9. En deuxième lieu, aux termes l'article 4 de la loi du 12 avril 2000 dispose notamment que : " Toute décision prise par l'une des autorités administratives mentionnées à l'article 1er comporte, outre la signature de son auteur, la mention, en caractères lisibles, du prénom, du nom et de la qualité de celui-ci ". Aux termes de l'article L. 1617-5 du code général des collectivités territoriales dans sa rédaction en vigueur à la date de l'émission du titre en litige : " (...) 4° Une ampliation du titre de recettes individuel ou de l'extrait du titre de recettes collectif est adressée au redevable sous pli simple. (...) En application de l'article 4 de la loi n° 2000-321 du 12 avril 2000 relative aux droits des citoyens dans leurs relations avec les administrations, le titre de recettes individuel ou l'extrait du titre de recettes collectif mentionne les nom, prénoms et qualité de la personne qui l'a émis (...) / Seul le bordereau de titres de recettes est signé pour être produit en cas de contestation (...) ".

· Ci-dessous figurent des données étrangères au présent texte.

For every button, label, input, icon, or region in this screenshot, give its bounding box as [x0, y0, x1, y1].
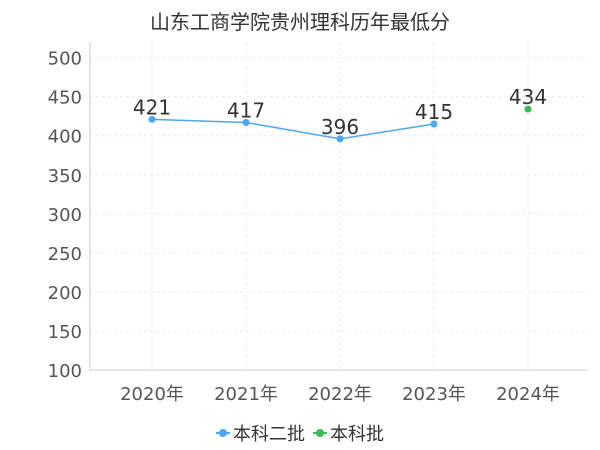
legend-label: 本科二批 [233, 424, 305, 445]
data-point [336, 135, 344, 143]
legend-item[interactable]: 本科批 [313, 420, 384, 446]
data-label: 396 [321, 115, 359, 139]
legend-item[interactable]: 本科二批 [216, 420, 305, 446]
y-tick-label: 100 [48, 361, 82, 382]
data-point [524, 105, 532, 113]
x-tick-label: 2021年 [214, 384, 278, 405]
data-label: 421 [133, 95, 171, 119]
y-tick-label: 300 [48, 205, 82, 226]
x-tick-label: 2023年 [402, 384, 466, 405]
x-tick-label: 2024年 [496, 384, 560, 405]
y-tick-label: 450 [48, 88, 82, 109]
data-label: 417 [227, 98, 265, 122]
legend-marker-icon [313, 428, 327, 438]
x-tick-label: 2022年 [308, 384, 372, 405]
chart-title: 山东工商学院贵州理科历年最低分 [150, 10, 450, 34]
y-tick-label: 250 [48, 244, 82, 265]
y-tick-label: 400 [48, 127, 82, 148]
legend: 本科二批 本科批 [0, 420, 600, 446]
y-tick-label: 150 [48, 322, 82, 343]
legend-marker-icon [216, 428, 230, 438]
data-point [430, 120, 438, 128]
series-line-0 [151, 118, 435, 140]
data-label: 415 [415, 100, 453, 124]
data-label: 434 [509, 85, 547, 109]
y-tick-label: 500 [48, 49, 82, 70]
y-tick-label: 350 [48, 166, 82, 187]
x-tick-label: 2020年 [120, 384, 184, 405]
data-point [242, 118, 250, 126]
legend-label: 本科批 [330, 424, 384, 445]
y-tick-label: 200 [48, 283, 82, 304]
data-point [148, 115, 156, 123]
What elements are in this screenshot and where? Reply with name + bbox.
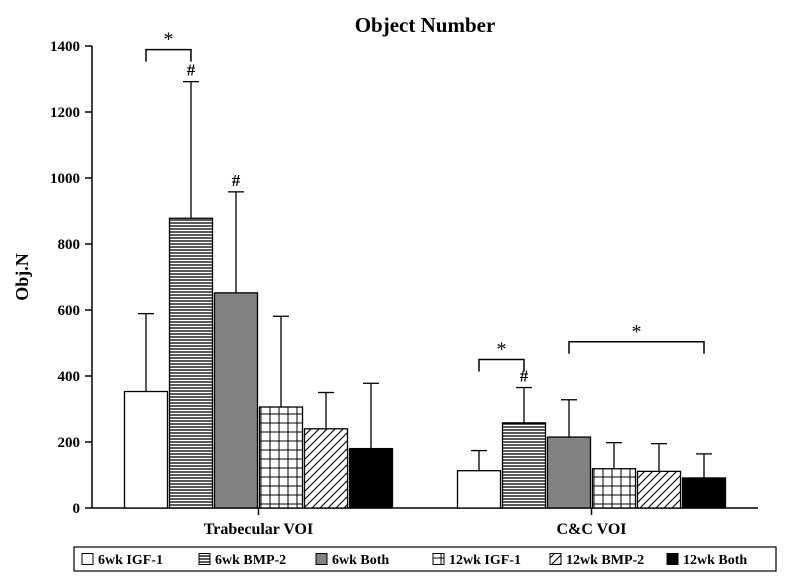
y-tick-label: 800 xyxy=(58,237,81,253)
y-tick-label: 1200 xyxy=(50,105,80,121)
bar xyxy=(350,449,393,508)
bar xyxy=(638,471,681,508)
legend-label: 12wk Both xyxy=(683,553,747,568)
y-axis-label: Obj.N xyxy=(12,253,32,301)
y-tick-label: 600 xyxy=(58,303,81,319)
chart-svg: Object Number 0 200 400 600 800 1000 1200 1400 Ob… xyxy=(0,0,800,579)
y-tick-label: 0 xyxy=(73,501,81,517)
y-tick-label: 400 xyxy=(58,369,81,385)
legend-label: 12wk IGF-1 xyxy=(449,553,521,568)
chart-title: Object Number xyxy=(355,13,496,37)
x-group-label: Trabecular VOI xyxy=(204,521,313,538)
annotation-hash: # xyxy=(187,61,196,80)
sig-label: * xyxy=(497,339,507,361)
sig-label: * xyxy=(164,29,174,51)
bar xyxy=(458,471,501,508)
legend-swatch xyxy=(82,554,93,565)
bar xyxy=(215,293,258,508)
legend-swatch xyxy=(316,554,327,565)
legend-label: 6wk IGF-1 xyxy=(98,553,163,568)
legend-label: 6wk BMP-2 xyxy=(215,553,286,568)
sig-bracket xyxy=(479,360,524,372)
bar xyxy=(503,423,546,508)
y-tick-label: 1400 xyxy=(50,39,80,55)
bar xyxy=(170,218,213,508)
x-group-label: C&C VOI xyxy=(556,521,626,538)
legend-swatch xyxy=(550,554,561,565)
sig-bracket xyxy=(146,50,191,62)
bar xyxy=(260,407,303,508)
legend-label: 12wk BMP-2 xyxy=(566,553,644,568)
chart-container: Object Number 0 200 400 600 800 1000 1200 1400 Ob… xyxy=(0,0,800,579)
legend-swatch xyxy=(667,554,678,565)
legend-label: 6wk Both xyxy=(332,553,389,568)
bar xyxy=(683,478,726,508)
annotation-hash: # xyxy=(232,171,241,190)
legend-swatch xyxy=(433,554,444,565)
legend-swatch xyxy=(199,554,210,565)
bar xyxy=(548,437,591,508)
sig-bracket xyxy=(569,342,704,354)
bar xyxy=(593,469,636,508)
bar xyxy=(305,429,348,508)
sig-label: * xyxy=(632,321,642,343)
bar xyxy=(125,392,168,508)
y-tick-label: 1000 xyxy=(50,171,80,187)
y-tick-label: 200 xyxy=(58,435,81,451)
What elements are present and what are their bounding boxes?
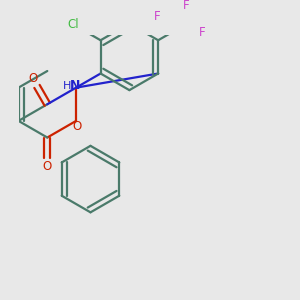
- Text: F: F: [199, 26, 206, 39]
- Text: N: N: [70, 80, 80, 92]
- Text: O: O: [72, 120, 82, 133]
- Text: Cl: Cl: [67, 18, 79, 31]
- Text: O: O: [43, 160, 52, 173]
- Text: H: H: [63, 81, 71, 91]
- Text: O: O: [28, 72, 37, 85]
- Text: F: F: [154, 10, 160, 23]
- Text: F: F: [183, 0, 190, 12]
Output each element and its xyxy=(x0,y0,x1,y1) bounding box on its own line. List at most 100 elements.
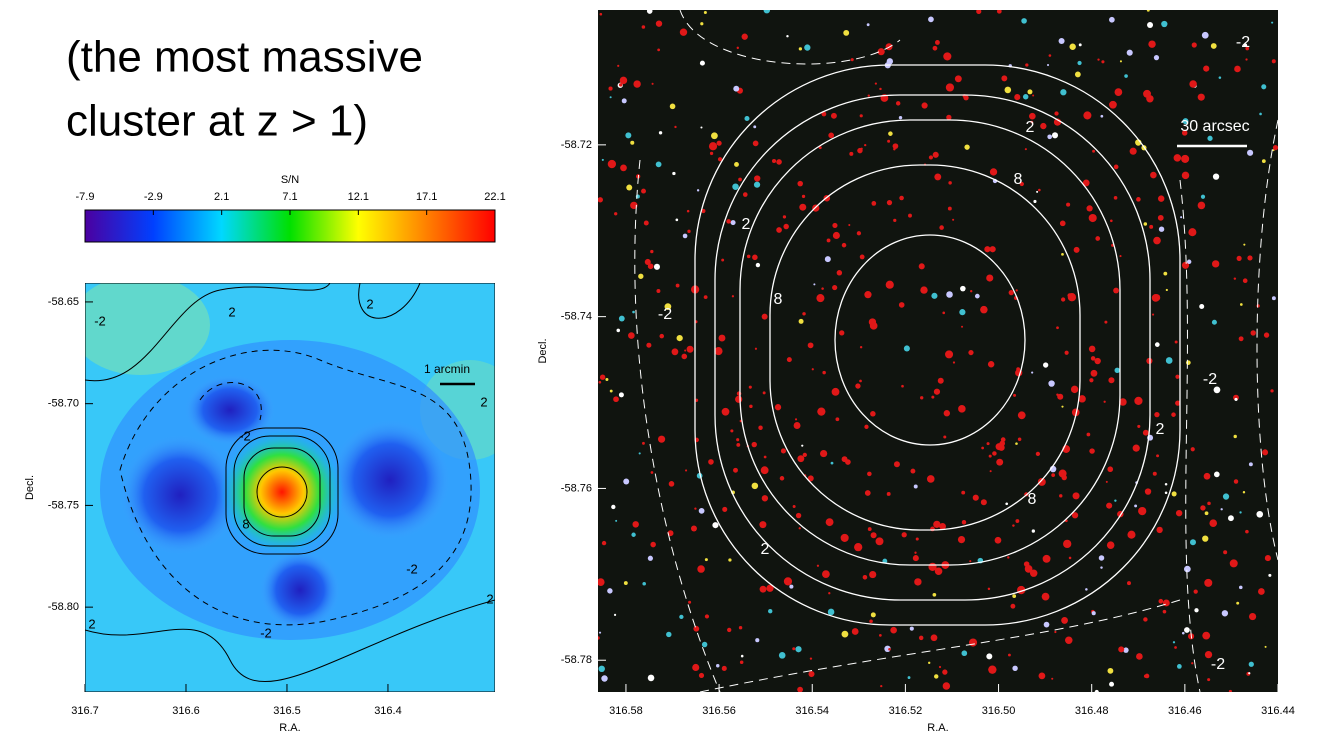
star xyxy=(1065,636,1073,644)
star xyxy=(832,231,840,240)
star xyxy=(751,441,757,448)
star xyxy=(1153,294,1161,302)
star xyxy=(1200,505,1206,511)
star xyxy=(607,588,613,594)
star xyxy=(1119,398,1127,406)
star xyxy=(1247,149,1254,156)
star xyxy=(1261,159,1266,164)
star xyxy=(915,537,919,541)
star xyxy=(1268,573,1272,577)
star xyxy=(633,80,641,88)
star xyxy=(867,471,872,477)
star xyxy=(928,562,937,571)
star xyxy=(1061,474,1067,481)
star xyxy=(921,102,928,109)
star xyxy=(698,507,705,514)
star xyxy=(598,665,605,673)
star xyxy=(667,530,674,537)
contour-label: 2 xyxy=(1026,119,1035,136)
star xyxy=(718,334,726,342)
x-tick-label: 316.6 xyxy=(172,705,200,717)
star xyxy=(618,315,625,322)
star xyxy=(1203,65,1210,72)
star xyxy=(1229,559,1238,568)
star xyxy=(1090,356,1096,361)
star xyxy=(862,574,868,580)
star xyxy=(1213,386,1221,394)
star xyxy=(650,249,654,254)
star xyxy=(671,348,679,356)
star xyxy=(1029,112,1036,120)
star xyxy=(1027,89,1033,95)
star xyxy=(832,222,838,229)
star xyxy=(674,125,677,129)
star xyxy=(714,347,723,356)
sn-map xyxy=(85,283,495,692)
star xyxy=(1074,71,1081,78)
star xyxy=(1165,288,1168,292)
star xyxy=(824,256,831,263)
star xyxy=(642,581,646,586)
star xyxy=(754,175,761,182)
star xyxy=(928,16,934,23)
star xyxy=(1153,236,1161,245)
star xyxy=(1151,313,1155,316)
star xyxy=(1236,255,1242,261)
star xyxy=(1094,357,1101,365)
star xyxy=(1142,429,1149,436)
star xyxy=(598,380,602,384)
star xyxy=(988,454,992,458)
y-tick-label: -58.80 xyxy=(48,601,79,613)
star xyxy=(1038,672,1046,680)
star xyxy=(1032,94,1035,97)
star xyxy=(1097,58,1100,61)
star xyxy=(1223,550,1228,555)
colorbar-tick-label: 7.1 xyxy=(282,191,297,203)
star xyxy=(685,469,688,472)
star xyxy=(943,435,947,439)
star xyxy=(878,634,882,637)
colorbar-tick-label: 17.1 xyxy=(416,191,437,203)
star xyxy=(885,280,894,289)
y-tick-label: -58.74 xyxy=(561,311,592,323)
star xyxy=(701,208,706,214)
contour-label: -2 xyxy=(1236,34,1250,51)
star xyxy=(647,674,655,682)
star xyxy=(1048,54,1052,57)
star xyxy=(1161,20,1168,28)
star xyxy=(1100,114,1104,118)
y-axis-label: Decl. xyxy=(24,475,36,500)
star xyxy=(701,641,708,648)
star xyxy=(804,44,811,51)
star xyxy=(712,522,719,529)
star xyxy=(1213,471,1220,478)
star xyxy=(1029,569,1038,577)
star xyxy=(1156,526,1163,534)
star xyxy=(1250,330,1256,336)
star xyxy=(832,284,838,291)
star xyxy=(1069,43,1076,50)
star xyxy=(1061,252,1064,256)
star xyxy=(870,532,877,539)
star xyxy=(864,143,867,147)
star xyxy=(933,520,941,528)
star xyxy=(901,532,907,538)
star xyxy=(1256,510,1264,518)
star xyxy=(1123,647,1129,653)
star xyxy=(960,285,966,292)
star xyxy=(895,101,901,106)
star xyxy=(730,429,734,433)
star xyxy=(1030,120,1034,124)
star xyxy=(934,40,940,45)
star xyxy=(782,215,787,219)
star xyxy=(859,254,865,260)
star xyxy=(1209,519,1218,528)
star xyxy=(1031,371,1034,374)
star xyxy=(1211,260,1220,268)
star xyxy=(1203,472,1211,480)
star xyxy=(1182,118,1189,125)
contour-label: 2 xyxy=(228,304,235,319)
contour-label: 2 xyxy=(1156,421,1165,438)
star xyxy=(1271,296,1276,301)
star xyxy=(1181,171,1190,180)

10. Le titre litigieux produit par M. D...à l'appui de ses écritures comporte les mentions des nom, prénom et qualité de l'ordonnateur, soit le maire de Mondelange, conformément aux dispositions de l'article 4 de la loi du 12 avril 2000 mentionnées à l'article L. 1617-5 du code général des collectivités territoriales. Il résulte également de l'instruction que le bordereau correspondant comporte la signature du maire. Le moyen tiré de ce que le titre exécutoire du 22 avril 2013 méconnaît les dispositions de l'article 4 de la loi du 12 avril 2000 ne peut donc qu'être écarté.


11. En troisième lieu, M. D...soutient que la créance de la commune à son encontre était prescrite compte tenu des dispositions de l'article 2270-1 du code civil.


12. Aux termes de l'ancien article 2270-1 du code civil abrogé par la loi du 17 juin 2008: " Les actions en responsabilité civile extra-contractuelle se prescrivent par dix ans à compter de la manifestation du dommage ou de son aggravation ". Aux termes de l'article 2224 du code civil dans sa version issue de la même loi : " Les actions personnelles ou mobilières se prescrivent par 5 ans à compter du jour où le titulaire d'un droit a connu ou aurait dû connaître les faits lui permettant de l'exercer ". L'article 2222 du même code dispose : " En cas de réduction de la durée du délai de prescription ou du délai de forclusion, ce nouveau délai court à compter du jour de l'entrée en vigueur de la loi nouvelle, sans que la durée totale puisse excéder la durée prévue par la loi antérieure ".


13. En outre, il résulte des dispositions de l'article 2231 du même code que : " l'interruption efface le délai de prescription acquis. Elle fait courir un nouveau délai de même durée que l'ancien ". Par ailleurs, selon les termes de l'article 2232 du même code : " Le report du point de départ, la suspension ou l'interruption de la prescription ne peut avoir pour effet de porter le délai de la prescription extinctive au-delà de vingt ans à compter du jour de la naissance du droit ". Aux termes de l'article 2242 du même code : " L'interruption résultant de la demande en justice produit ses effets jusqu'à l'extinction de l'instance ".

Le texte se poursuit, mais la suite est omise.